战修远怒道:“有事?跟一个少妇纠缠不清,就是你重要的事?”
傅怀瑾对答如流:
“您还不知道吧?七年前,盛朝暮生下的是双胎,一个死了,另外一个下落不明。这个女人,或许知道我另外一个儿子的下落。您说,是您的曾外孙重要,还是股东大会重要?”

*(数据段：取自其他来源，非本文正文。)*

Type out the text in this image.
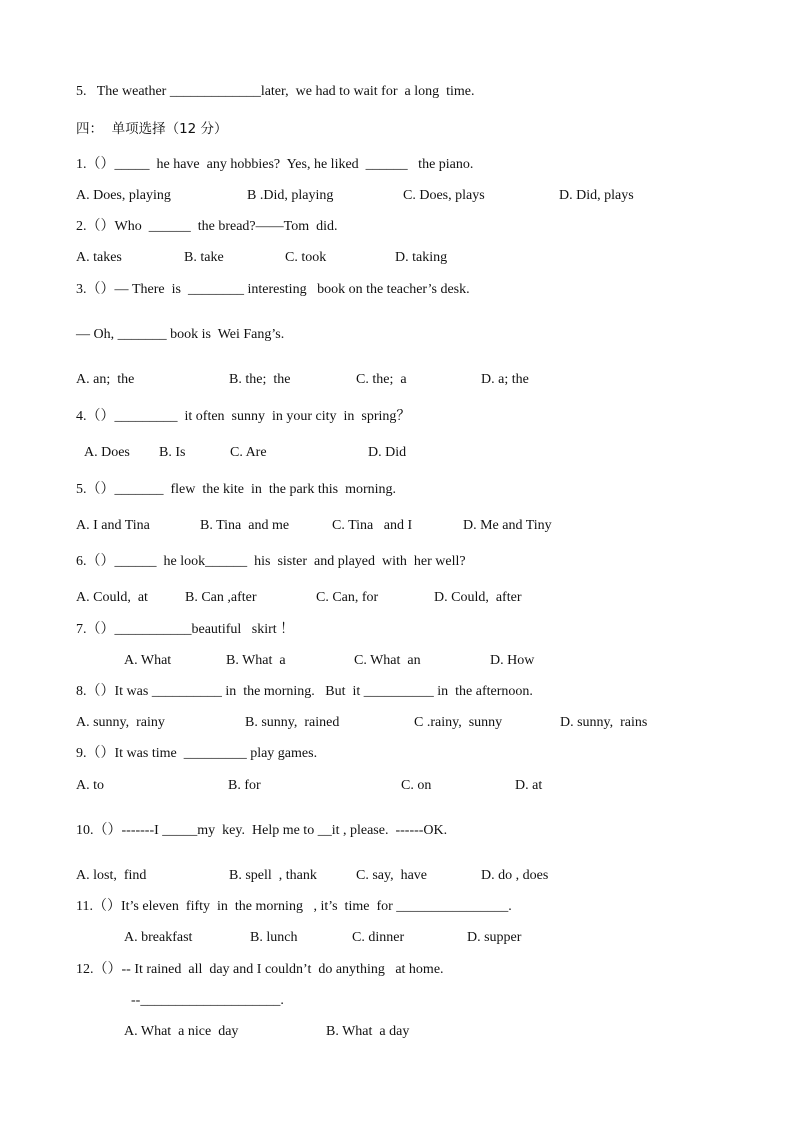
5.   The weather _____________later,  we had to wait for  a long  time.
四：  单项选择（12 分）
1.（）_____  he have  any hobbies?  Yes, he liked  ______   the piano.
A. Does, playing	B .Did, playing	C. Does, plays	D. Did, plays
2.（）Who  ______  the bread?——Tom  did.
A. takes	B. take	C. took	D. taking
3.（）— There  is  ________ interesting   book on the teacher’s desk.
— Oh, _______ book is  Wei Fang’s.
A. an;  the	B. the;  the	C. the;  a	D. a; the
4.（）_________  it often  sunny  in your city  in  spring？
A. Does B. Is	C. Are	D. Did
5.（）_______  flew  the kite  in  the park this  morning.
A. I and Tina	B. Tina  and me	C. Tina   and I	D. Me and Tiny
6.（）______  he look______  his  sister  and played  with  her well?
A. Could,  at	B. Can ,after	C. Can, for	D. Could,  after
7.（）___________beautiful   skirt ！
A. What	B. What  a	C. What  an	D. How
8.（）It was __________ in  the morning.   But  it __________ in  the afternoon.
A. sunny,  rainy	B. sunny,  rained	C .rainy,  sunny	D. sunny,  rains
9.（）It was time  _________ play games.
A. to	B. for	C. on	D. at
10.（）-------I _____my  key.  Help me to __it , please.  ------OK.
A. lost,  find	B. spell  , thank	C. say,  have	D. do , does
11.（）It’s eleven  fifty  in  the morning   , it’s  time  for ________________.
A. breakfast	B. lunch	C. dinner	D. supper
12.（）-- It rained  all  day and I couldn’t  do anything   at home.
--____________________.
A. What  a nice  day	B. What  a day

傅怀瑾这番话,瞬间就抚平了战修远不少怒意,他连忙问:“什么双胎?我怎么都听不懂?”
傅怀瑾言简意赅:“让秦淮告诉你。”
……
江风眠冒雨出现在傅怀瑾的海棠名苑时,盛朝暮已经昏迷不醒了。
那时,傅怀瑾正对着昏迷不醒的盛朝暮纳闷。
发烧,脸会起皮吗?
怎么感觉她脸廓的地方起了皮,整个人都像是贴了一张假面似的?
正纳闷着,江风眠就敲门走了进来。
除了法医这个身份,江风眠还是京城心外科的一把刀,
他刚从一场手术下来,人就被傅怀瑾急吼吼的给叫来了。
所以,他心情很不爽。
结果,一看是给‘盛含春’这个恶心的女人看病,他就更加不爽了。
他几乎在看清‘盛含春’的脸,下一秒调头就要走。